SQL - Remove certain text within cell while keeping the other text


I am trying to remove the TMID from the cell as it takes up space and creates noise from the description.

I am looking to go from this (each row here is a single cell)

Transfer CH x9944 to CH x6664 TMID:T123456789123 111-DEP-0513-Check (2,

Transfer CH x8881 to CH x5554 TMID:1a2234e56-6dd4-2425-REDEPOSIT4851975

Transfer CH x1111 to CH x2225 TMID:d558w44h-64tt-6658-DF-0514-Check

To this, each row here still remains a single cell

Transfer CH x9944 to CH x6664 111-DEP-0513-Check (2,

Transfer CH x8881 to CH x5554 REDEPOSIT4851975

Transfer CH x1111 to CH x2225 DF-0514-Check

So in essence removing that TMID, thank you!

I'm not quite sure if a substring_index would work? Or maybe a REPLACE function but my knowledge isn't broad enough on this subject to really know so would appreciate the help!

I've looked at some other posts and I've noticed they have specific text to remove or even exact character count. With this ID of course they are different but they also differ in character length as well so I'm a bit stuck here.


Solution

  • Normally a simple replace is pretty easy, just replace this thing with that thing. However, as in this case, sometimes the issue is that there is not a specific standardization of ID values. There are letters, there are numbers, and the length varies. How can we find any sort of pattern with this type of situation?

    We must consider the things that we do know, such as what characters are we using? We can see they all start with the same prefix, so we know that is the same, then what is the min and max character count. But basically after we can work out the perfect regular expression to search for we can combine that with an UPDATE statement to make the changes.

    Before attempting to do any mass update like this, you should ALWAYS back your data up because it can be a one way process and too vast to manually repair by hand.

     UPDATE 
        YOURTABLENAMEHERE
     SET
       description = REGEXP_REPLACE(description, 'TMID:\\S{18,21}', '');
    

    The UPDATE command makes the change, replace YOURTABLENAMEHERE with the database.table location of the table in question.

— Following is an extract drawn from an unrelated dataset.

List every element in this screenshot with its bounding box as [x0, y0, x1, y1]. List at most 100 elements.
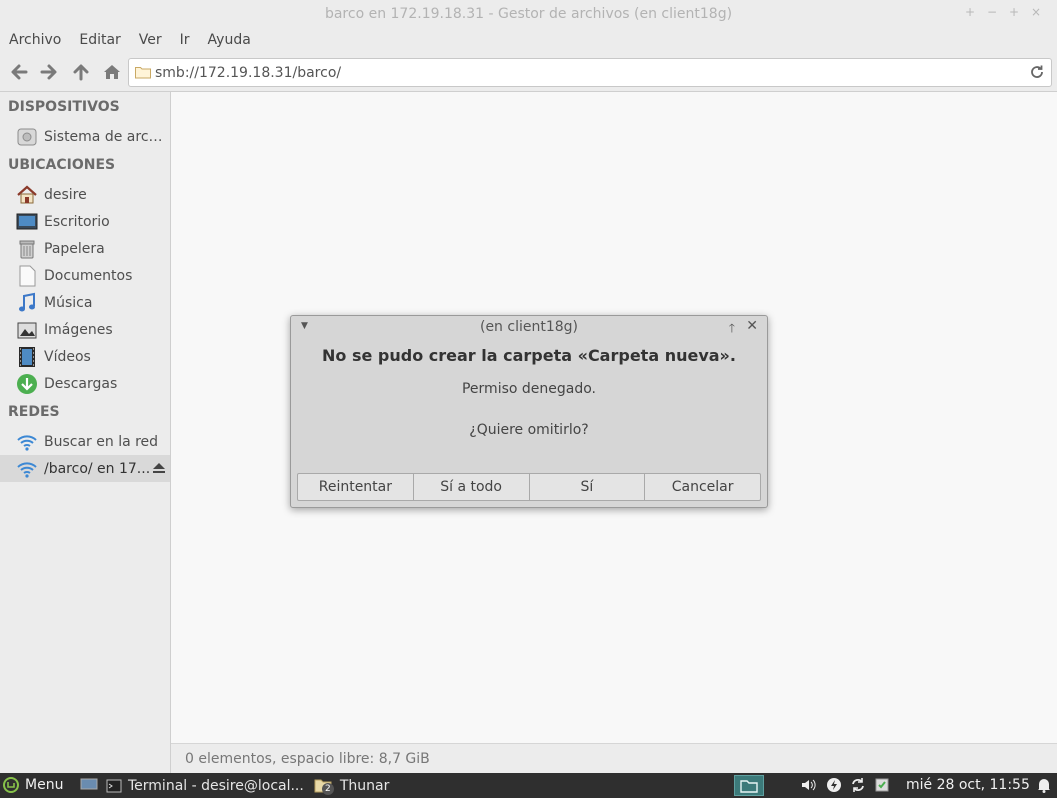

And we are wanting to set a new value for the description column. Using that Regex designation it will find all the values that start with TMID: and search for the criteria that encompasses all the types that match this pattern. In this case the length of 18 and 24 characters is used. And the last part of the replace with the '' means we want to replace that with an Empty value and thus delete it out.